GEMMA ROSE
PROFESSIONAL COPYWRITER

SCARBOROUGH: A CULTURAL APPRECIATION
“Babe, I got you a present.”
“Is it edible?”
“Yes.”
“Well, as you’re in Scarborough I’m guessing it’s a willy shaped lollipop.”
How did he know? Perhaps he has been along the seafront at South Bay when some of the classier items for sale include smelly balls and insult rock, (quite how someone like my dad would react to a stick of rock with ‘you arsehole’ written through the middle) but at least we know these things are meant to be tacky and insulting. But some of the other things, I’m not so sure.

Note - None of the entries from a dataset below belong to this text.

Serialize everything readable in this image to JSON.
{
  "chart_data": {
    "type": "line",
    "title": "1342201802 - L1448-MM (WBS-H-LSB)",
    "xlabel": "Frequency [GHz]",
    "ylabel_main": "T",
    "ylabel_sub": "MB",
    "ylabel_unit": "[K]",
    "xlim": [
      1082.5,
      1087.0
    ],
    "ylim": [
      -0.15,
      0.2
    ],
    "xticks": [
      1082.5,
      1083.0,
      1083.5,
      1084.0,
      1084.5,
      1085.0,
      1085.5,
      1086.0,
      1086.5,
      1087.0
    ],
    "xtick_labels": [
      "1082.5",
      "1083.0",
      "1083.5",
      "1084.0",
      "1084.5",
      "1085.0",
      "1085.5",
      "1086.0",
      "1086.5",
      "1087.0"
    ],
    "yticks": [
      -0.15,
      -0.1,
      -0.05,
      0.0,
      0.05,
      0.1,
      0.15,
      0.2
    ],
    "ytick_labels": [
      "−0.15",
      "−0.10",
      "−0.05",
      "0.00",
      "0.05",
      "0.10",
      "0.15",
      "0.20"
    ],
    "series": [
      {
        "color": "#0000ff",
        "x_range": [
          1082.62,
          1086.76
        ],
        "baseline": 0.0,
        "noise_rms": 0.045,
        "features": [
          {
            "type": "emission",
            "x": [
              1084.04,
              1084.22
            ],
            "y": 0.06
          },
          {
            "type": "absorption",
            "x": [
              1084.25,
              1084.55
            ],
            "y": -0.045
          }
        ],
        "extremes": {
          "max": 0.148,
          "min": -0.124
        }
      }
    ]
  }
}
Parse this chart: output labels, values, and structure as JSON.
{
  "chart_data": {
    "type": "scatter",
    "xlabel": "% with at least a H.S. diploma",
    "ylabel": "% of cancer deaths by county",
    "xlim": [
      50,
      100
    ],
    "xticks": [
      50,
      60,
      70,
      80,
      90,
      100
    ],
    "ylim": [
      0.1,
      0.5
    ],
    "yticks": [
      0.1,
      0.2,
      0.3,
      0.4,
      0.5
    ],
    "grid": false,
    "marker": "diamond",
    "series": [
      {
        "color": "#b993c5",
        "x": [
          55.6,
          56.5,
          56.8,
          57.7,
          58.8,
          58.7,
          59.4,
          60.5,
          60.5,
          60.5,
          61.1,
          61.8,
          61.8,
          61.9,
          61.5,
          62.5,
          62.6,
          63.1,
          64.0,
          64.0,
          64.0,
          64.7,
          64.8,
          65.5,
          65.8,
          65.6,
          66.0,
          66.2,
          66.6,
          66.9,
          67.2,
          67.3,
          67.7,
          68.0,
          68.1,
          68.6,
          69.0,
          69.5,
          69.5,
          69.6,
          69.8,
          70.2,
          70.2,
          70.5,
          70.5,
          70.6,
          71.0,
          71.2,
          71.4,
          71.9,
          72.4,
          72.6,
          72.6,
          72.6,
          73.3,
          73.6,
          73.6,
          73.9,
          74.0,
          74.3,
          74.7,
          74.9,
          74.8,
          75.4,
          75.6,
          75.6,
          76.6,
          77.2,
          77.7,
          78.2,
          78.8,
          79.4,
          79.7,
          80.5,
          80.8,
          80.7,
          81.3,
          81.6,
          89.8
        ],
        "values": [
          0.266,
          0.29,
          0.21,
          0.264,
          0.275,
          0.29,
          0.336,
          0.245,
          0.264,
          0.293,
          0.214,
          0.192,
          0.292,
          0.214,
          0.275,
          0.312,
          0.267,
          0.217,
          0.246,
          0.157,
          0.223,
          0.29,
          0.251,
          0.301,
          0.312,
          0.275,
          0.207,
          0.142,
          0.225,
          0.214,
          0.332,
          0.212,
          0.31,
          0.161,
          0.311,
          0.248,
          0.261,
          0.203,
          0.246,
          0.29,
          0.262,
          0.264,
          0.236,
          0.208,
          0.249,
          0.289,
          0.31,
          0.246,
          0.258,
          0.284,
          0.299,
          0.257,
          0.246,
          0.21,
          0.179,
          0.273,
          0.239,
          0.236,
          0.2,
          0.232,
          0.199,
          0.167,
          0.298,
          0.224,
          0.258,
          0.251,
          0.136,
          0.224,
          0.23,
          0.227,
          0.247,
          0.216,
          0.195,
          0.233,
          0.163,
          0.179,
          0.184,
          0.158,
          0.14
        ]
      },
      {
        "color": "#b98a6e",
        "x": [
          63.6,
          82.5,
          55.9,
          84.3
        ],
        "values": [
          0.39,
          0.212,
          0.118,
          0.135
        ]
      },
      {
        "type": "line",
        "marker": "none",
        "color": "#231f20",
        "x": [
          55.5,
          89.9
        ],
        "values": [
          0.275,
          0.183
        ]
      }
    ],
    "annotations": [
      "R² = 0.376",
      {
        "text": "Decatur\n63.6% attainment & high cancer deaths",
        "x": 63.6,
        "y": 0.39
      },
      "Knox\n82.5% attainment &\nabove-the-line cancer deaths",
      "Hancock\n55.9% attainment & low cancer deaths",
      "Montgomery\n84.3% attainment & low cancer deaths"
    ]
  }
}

The reclining nymphs for example were difficult to categorise, but the miniature gnomes are even more difficult to understand yet easy to find in a shop that purported to sell serious mementoes in one of Britain’s premier seaside towns. Walking along the seafront with its arcades and souvenir shops was an endless source of temptation. Not to buy the rubbish that was generally on sale, but to test the reaction of people and to see if they thought about it the same way I did.
I so longed to take to the counter a statuette of a woodland hedgehog, accompanied alarmingly by a slightly bemused seal, both with my name printed on the front in a prominent position for no extra charge, and say to the proprietor with the slightly wistful tone of someone who would spend more money if they had it: “Ooh you’ve got some lovely stuff.”
Scarborough has two bays, two sides of life and needs at least two visits before you can take in everything the town has to offer. Which at first impressions would appear that anything edible was in the shape of a penis, and anything that wasn’t in the shape of a penis supported an impressive pair of boobs.
The harbour however, is somewhat of a delight to walk around. The small boats are illuminated as the lights come on in the old town and you can hear the wind clinking the ropes against the masts of the small craft at anchor. And I defy anybody to be unimpressed by Scarborough castle. We parked the car next to the ‘do-nut’ shack where for the paltry price of 60p your body got to decide which comes first: heart attack or projectile vomiting. The footpath up to Scarborough castle did not fill us with much promise, but when you reach the top it is unexpectedly impressive.
You cannot fail to appreciate the grandeur of the panoramic views of the North and South Bay and at the same time gain the first bit of understanding of the power of the ocean and the effect it must have had on the development of the town since it first became an inhabited outpost some three thousand years ago. Two thousand years before the Vikings had even heard of it.
The contrast between the two bays is remarkable. The North is a mix of a 1950’s seaside town with the traditional, brightly painted beach huts complemented by modern cafes and bars. Meanwhile, the South Bay has the natural magnificence of the beach. The wooded path into town juxtaposed with the tackiness of the Olympia Leisure Arcade and Coney Island - both promising fun for all the family. The faded elegance of The Grand Hotel lies metaphorically somewhere in between, and sadly seems to be, in spirit, getting closer to Coney Island by the day with its faded paintwork and overgrown garden.
If you ever find yourself in Scarborough, hunt down the seafront shop selling the large mugs with a handle that you are somehow reluctant to take too firmer grip of. Perhaps it should bear the slogan: ‘Scarborough. Come again.'
I’ll leave you to work out the implications.